Tuesday, July 28, 2015
The erotic potential of most classic horror concepts have been exploited over and over again, in some cases almost at the same time the creatures behind those concepts were hit upon. Vampires, for example, what with all the sucking they do and things such as this, and ghosts, which can haunt you and see what you're up to all the time. Demons, too, who can possess you and force you into all sorts of ribaldry. Plus werewolves represent the uninhibited beast within us all. Etc. One that hasn't, though, is Frankenstein. This isn't to say that the story of Frankenstein and his monster has never been sexualized, because of course it has, but to my knowledge it hasn't happened that often. Possibly this is because a reanimated corpse (or a reanimated corpse comprised of a bunch of pieces of corpses stitched together, depending on whose doing it) doesn't turn the cranks of as many people as creatures that are less overtly sepulchral and decayed.
Leave it to Jess Franco, then, to think "What the hell, I'll give it a whirl." Hence The Erotic Rites of Frankenstein, just released on DVD and Blu-Ray by Kino Lorber. And I have to say that in his approach to the above-described conundrum, Franco kind of cheats. The bonkers premise, which I'll try to sort of summarize, is first you got Dr. Frankenstein (Dennis Price) who has finally succeeded in bringing his monster (Fernando Bilbao) to life. Minutes after doing so, however, he and his assistant are brutally attacked by the evil Cagliostro (Howard Vernon), and an always nude, bloodthirsty, partially green-feathered pseudo bird-woman named, er, Melisa. Both the assistant and Dr. Frankenstein are killed, and the monster is stolen. Why? Cagliostro believes that by mating the monster with a beautiful naked woman (the specific identity of whom is TBD), he will create the beginnings of a master race. And he's probably right about that, because he he seems to know his stuff. In a race to stop him, Franco introduces, among others, a character, or character name, from Dracula, Dr. Seward (Alberto Dalbes), and the late doctor's daughter, Vera Frankenstein (Beatriz Savon). Plus, late or not, Seward figures out that Dr. Frankenstein can be brought back to life for a few minutes at a time and provide important information. Which helps.
So back to Franco cheating. None of the eroticism one might find in The Erotic Rites of Frankenstein, and at the very least over the course of its brief 74 minutes there's no shortage of nudity, stems from anything related specifically to Frankenstein or his monster. The monster does copulate with a woman at one point, but Franco doesn't linger on that or show much curiosity about what that might be like for either party. The closest the film ever comes to paying off that title is in an admittedly crazy scene in which the monster, at the bidding of Cagliostro, viciously whips a nude man and nude woman tied together back-to-back, standing on a floor covered with spikes. How all of that strikes you depends entirely on you and I don't need to know about it, but even if you're left cold in that one sense, you would, I think, kinda hafta get into the sheer Franco-ness of it all. Bilbao, as the monster, appears to be absolutely apeshit, and plus his makeup job, and the overall monster design resembles some combination of Karloff's original and a robot. Instead of green, he's silver, for one thing, and that one choice is striking in a way that is both off-putting and really goofy.

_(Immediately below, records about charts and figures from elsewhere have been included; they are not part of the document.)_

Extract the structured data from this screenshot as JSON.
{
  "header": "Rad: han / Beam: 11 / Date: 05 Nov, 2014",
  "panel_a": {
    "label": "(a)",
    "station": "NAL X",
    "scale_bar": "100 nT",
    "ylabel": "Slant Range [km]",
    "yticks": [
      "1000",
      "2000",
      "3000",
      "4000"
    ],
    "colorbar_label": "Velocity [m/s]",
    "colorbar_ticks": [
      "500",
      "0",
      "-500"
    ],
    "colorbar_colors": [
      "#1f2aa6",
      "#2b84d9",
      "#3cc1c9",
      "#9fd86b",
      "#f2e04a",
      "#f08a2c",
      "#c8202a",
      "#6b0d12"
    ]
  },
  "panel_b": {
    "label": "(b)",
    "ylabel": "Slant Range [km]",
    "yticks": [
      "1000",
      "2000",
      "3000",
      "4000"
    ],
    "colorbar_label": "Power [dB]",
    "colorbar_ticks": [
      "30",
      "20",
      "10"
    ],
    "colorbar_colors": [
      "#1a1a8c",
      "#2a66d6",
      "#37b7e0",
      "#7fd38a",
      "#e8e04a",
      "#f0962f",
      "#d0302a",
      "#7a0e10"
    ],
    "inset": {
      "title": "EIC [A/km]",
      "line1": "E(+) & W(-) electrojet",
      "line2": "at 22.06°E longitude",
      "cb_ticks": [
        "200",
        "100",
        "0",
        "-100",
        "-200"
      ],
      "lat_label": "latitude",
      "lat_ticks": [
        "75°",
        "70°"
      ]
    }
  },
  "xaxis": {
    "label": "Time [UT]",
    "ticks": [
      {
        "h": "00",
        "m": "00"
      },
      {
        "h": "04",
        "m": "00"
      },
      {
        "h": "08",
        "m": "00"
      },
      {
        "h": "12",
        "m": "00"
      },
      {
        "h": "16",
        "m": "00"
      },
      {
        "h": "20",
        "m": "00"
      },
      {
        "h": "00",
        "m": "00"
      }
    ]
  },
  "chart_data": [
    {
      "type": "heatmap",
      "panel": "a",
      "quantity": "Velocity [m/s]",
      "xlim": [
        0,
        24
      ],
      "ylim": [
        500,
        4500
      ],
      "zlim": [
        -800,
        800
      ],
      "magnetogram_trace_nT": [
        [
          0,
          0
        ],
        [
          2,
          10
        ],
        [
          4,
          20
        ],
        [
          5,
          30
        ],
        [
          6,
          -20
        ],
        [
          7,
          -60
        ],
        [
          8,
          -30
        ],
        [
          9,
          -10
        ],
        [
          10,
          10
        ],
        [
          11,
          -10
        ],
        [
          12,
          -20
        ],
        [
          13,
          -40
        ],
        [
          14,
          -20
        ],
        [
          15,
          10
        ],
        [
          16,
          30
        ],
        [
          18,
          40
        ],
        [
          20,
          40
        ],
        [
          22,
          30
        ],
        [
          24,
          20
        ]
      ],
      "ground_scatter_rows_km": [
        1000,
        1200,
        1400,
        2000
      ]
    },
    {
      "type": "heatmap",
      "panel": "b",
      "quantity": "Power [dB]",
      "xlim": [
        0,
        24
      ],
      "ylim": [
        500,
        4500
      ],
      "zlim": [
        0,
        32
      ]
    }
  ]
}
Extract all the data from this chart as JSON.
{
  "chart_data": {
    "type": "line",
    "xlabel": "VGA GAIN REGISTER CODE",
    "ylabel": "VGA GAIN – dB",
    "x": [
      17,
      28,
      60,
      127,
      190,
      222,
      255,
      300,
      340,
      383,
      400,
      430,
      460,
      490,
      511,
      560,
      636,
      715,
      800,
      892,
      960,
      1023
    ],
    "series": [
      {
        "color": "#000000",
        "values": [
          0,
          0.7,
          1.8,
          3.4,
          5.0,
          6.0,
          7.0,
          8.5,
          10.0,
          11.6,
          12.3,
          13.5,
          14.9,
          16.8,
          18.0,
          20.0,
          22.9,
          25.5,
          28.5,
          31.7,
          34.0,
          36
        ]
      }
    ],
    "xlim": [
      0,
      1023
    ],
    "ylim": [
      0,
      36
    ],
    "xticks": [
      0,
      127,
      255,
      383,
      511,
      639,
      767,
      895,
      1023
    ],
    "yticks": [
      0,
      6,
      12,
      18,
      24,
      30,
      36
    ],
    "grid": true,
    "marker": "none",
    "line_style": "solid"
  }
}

All of this is to say that the title The Erotic Rites of Frankenstein is really just an umbrella, beneath which Franco is free to let loose. And he does. Vernon is always a welcome presence, but really the film hits its high marks through Bilbao and Libert, who takes to playing a naked blood-drinking bird-woman with real verve. Add to this a fair amount of imagery that seems to have been inspired by Corman's Poe films, especially The Masque of the Red Death, and hey, if you're into Franco at all, you could do worse. You could also do better, but you could do worse.